History of Horror 1970’s Early 1970’s –Occult horror became popular such as ‘The Exorcist’ (1973) Written by William Peter Blatty and directed by William Friedkin. 1973 ‘The Wicker Man’ set on a remote island in Scotland. 1976 – ‘The Omen’ was written by David Seltzer and directed by Richard Donner. These movies were so popular several sequels were made. 1976 – ‘Carrie’ about an abused girl with telekinetic powers was directed by Brian de Palma. 1979 ‘The Amityville Horror’ one family’s allegedly true-life escape from a house haunted by demons, updated the haunted house story.
History of Horror 1970’s continued Also in the early 1970’s Gore fests or splatter films became popular such as ‘The Texas Chainsaw Massacre’ (1974) and Carpenter’s ‘Last House on the Left’ in (1972). 1974 – ‘Texas Chainsaw Massacre’ was directed by Tobe Hooper, this film was inspired by an infamous killer. The main villain is Leather face who became the most iconic monster, since 1940’s. More splatter movies followed including The Hills Have Eyes (1977); I Spit on Your Grave (1978); and Tourist Trap (1979). Late 1970’s – tension filled slasher films such as Carpenter’s ‘Halloween’ (1978) and ‘When a Stranger Calls’ (1979) were made.
History of Horror 1970’s continued Late 1970’s – Zombie movies such as ‘Dawn of the Dead’ 1978 directed by George A. Romero emerge. Zombie movies would continue into the early 1980’s. 1971 – The producer of the film ‘Lust for a Vampire’ said to make a good horror film you need; a lot of murders, a lot of blood, a good villain, a good hero, curtain amount of sex, lots of action and lots of pretty girls. A recipe for Vampire movies. 1977 – ‘Martin’ was another vampire movie directed by George A. Romero.

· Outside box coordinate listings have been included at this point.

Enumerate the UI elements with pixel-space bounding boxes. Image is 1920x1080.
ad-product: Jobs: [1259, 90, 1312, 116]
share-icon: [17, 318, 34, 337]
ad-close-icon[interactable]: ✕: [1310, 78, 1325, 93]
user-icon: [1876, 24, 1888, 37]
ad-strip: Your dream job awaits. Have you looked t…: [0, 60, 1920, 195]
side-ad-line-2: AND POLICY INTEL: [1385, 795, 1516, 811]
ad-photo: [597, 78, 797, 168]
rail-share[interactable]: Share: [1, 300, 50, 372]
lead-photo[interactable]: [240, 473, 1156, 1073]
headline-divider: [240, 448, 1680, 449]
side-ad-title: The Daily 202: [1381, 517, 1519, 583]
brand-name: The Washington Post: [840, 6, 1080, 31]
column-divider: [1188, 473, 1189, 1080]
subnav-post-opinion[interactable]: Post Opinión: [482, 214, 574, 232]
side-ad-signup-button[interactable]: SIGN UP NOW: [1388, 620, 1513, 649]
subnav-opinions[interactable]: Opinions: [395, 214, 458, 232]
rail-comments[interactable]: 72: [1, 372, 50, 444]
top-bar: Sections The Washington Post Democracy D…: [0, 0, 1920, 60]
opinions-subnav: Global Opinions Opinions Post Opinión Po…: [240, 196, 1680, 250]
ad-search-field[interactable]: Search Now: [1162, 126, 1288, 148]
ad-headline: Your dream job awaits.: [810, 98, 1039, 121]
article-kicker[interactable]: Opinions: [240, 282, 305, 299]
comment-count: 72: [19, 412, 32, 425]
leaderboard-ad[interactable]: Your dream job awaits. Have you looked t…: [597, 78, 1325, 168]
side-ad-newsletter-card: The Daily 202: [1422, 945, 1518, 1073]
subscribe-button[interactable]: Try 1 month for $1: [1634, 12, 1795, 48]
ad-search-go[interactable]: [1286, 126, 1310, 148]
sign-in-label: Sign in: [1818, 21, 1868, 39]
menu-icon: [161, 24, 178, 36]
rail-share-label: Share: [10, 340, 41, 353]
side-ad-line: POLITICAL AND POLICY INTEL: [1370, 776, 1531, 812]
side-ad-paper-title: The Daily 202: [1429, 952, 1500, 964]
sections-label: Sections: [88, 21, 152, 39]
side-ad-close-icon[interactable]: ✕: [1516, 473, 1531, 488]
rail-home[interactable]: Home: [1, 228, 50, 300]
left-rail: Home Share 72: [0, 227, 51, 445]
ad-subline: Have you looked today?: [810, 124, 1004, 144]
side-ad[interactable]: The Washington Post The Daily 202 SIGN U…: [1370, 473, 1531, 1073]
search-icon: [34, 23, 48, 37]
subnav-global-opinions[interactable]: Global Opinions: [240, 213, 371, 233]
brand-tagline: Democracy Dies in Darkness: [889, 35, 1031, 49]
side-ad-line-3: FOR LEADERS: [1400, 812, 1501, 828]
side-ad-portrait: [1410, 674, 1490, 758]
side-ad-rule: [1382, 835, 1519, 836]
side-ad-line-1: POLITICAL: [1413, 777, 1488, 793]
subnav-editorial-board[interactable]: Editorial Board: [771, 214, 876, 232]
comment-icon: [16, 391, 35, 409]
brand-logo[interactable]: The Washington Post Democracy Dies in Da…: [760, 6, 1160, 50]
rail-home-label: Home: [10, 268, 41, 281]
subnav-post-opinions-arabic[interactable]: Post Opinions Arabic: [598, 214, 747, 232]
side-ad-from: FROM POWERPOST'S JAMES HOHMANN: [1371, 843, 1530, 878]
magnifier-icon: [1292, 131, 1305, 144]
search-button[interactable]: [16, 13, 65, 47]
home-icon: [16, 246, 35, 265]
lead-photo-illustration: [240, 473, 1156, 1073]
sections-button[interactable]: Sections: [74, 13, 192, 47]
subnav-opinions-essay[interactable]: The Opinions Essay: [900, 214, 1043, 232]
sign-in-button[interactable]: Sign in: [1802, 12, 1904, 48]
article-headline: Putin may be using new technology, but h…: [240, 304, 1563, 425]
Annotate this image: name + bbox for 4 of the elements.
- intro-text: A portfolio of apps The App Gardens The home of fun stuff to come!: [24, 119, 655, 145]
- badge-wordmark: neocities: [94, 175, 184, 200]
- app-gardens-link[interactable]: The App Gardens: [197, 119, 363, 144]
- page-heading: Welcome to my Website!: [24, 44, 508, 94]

History of Horror 1980 – 2000+ 1980’s and 90’s – post modern self aware horror from directors Wes Craven and Kevin Williamson films such as Scream’ (1996) and ‘Nightmare on Elm Street’ (1984). Typically in post modern horror movies No-one ever gets a Mobile phone signal and the killer never dies (you think they have but they always come back). In 1999 a new genre of mockumentary horror film emerged starting with the ground breaking ‘Blair Witch Project’. Made cheaply using handheld cameras it showed a very realistic style of filming which blurred the sense of reality and fiction.
History of Horror 1980 – 2000+ Late 1990’s saw Japaneses Horror films being produced such as‘ The Ring’ (1998) and Naked Blood (1996). American remakes of Japaneses Horror become produced such as‘The Ring’. From 2000 onwards American remaking of old horror films ‘Halloween’ has happened. Now films can make millions of pounds when they come out in the cinema.